ANKARA: Amid an ongoing trade war between United States and China, Washington has removed India from its currency monitoring list while Beijing still remains on it.
The U.S. Treasury Department has, however, urged China to take necessary steps to avoid a “persistently weak currency”, U.S. Treasury said in a report on Tuesday.
Switzerland has also been removed from the list.
India, China, Japan, Germany, Switzerland and South Korea were placed in the bi-annual currency watch list in October last year.
Designation as a currency manipulator comes with no immediate penalties but can shake financial markets.

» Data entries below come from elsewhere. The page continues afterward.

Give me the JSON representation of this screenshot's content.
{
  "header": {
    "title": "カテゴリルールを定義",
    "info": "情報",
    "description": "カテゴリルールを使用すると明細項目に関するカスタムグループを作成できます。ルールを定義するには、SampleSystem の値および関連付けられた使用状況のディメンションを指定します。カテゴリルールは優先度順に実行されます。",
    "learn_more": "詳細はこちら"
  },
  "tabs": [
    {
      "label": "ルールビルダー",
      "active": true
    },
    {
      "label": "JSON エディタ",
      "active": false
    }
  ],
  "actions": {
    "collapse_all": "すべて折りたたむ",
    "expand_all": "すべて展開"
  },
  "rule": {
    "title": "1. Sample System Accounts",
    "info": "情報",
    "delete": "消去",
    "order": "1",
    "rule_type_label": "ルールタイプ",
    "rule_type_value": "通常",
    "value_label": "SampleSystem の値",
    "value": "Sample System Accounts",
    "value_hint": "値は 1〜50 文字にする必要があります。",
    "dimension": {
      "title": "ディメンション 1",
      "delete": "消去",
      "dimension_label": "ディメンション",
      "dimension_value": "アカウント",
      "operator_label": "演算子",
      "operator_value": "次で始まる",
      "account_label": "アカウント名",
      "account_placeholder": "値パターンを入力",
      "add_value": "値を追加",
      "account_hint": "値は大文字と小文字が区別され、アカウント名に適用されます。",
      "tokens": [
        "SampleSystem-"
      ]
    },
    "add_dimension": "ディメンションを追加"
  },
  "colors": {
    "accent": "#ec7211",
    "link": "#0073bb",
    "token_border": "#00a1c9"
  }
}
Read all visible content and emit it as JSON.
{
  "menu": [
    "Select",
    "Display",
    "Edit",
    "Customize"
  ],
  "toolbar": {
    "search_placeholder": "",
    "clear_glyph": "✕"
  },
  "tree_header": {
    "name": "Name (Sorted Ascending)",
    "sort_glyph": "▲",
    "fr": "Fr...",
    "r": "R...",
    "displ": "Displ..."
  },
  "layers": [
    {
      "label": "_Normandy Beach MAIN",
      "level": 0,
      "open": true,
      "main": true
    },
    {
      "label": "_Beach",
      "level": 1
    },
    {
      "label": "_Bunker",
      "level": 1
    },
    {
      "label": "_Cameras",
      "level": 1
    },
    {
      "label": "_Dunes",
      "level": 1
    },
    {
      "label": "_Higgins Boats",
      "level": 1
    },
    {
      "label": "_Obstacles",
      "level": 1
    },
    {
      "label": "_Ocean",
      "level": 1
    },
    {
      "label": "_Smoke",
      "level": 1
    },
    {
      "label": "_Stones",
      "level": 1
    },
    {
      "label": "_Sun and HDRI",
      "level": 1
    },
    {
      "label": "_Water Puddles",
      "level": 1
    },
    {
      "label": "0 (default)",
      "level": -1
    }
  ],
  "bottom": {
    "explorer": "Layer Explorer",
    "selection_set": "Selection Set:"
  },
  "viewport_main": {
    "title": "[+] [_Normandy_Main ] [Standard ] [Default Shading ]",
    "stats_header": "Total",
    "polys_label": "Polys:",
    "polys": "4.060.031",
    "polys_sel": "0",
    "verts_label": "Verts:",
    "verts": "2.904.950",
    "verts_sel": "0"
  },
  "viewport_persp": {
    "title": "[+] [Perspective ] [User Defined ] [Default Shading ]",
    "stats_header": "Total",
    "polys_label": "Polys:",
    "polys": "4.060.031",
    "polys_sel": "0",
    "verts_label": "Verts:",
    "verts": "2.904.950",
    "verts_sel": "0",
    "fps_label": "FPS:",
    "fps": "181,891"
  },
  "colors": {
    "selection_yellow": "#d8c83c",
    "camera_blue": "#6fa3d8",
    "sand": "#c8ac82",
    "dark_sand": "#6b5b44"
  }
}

The details were revealed after U.S. Treasury submitted its semi-annual report to Congress on International Economic and Exchange Rate Policies.
“Treasury continues to urge China to take the necessary steps to avoid a persistently weak currency,” said U.S. Treasury Secretary Steven Mnuchin in a statement.
Mnuchin noted that China’s trade surplus with the U.S. has also widened.
“China’s goods trade surplus with U.S. stands at $419 billion over the four quarters through December 2018,” the report said.
Besides, China, South Korea, Japan, Germany, Italy, Ireland, Singapore, Malaysia and Vietnam continue to remain in the U.S. currency watch list.
“Treasury found that nine major trading partners continue to warrant placement on Treasury’s ‘Monitoring List’ of major trading partners that merit close attention to their currency practices,” Mnuchin said.
The Treasury report, however, has declined to “designate China or any other major trading partner as a currency manipulator”.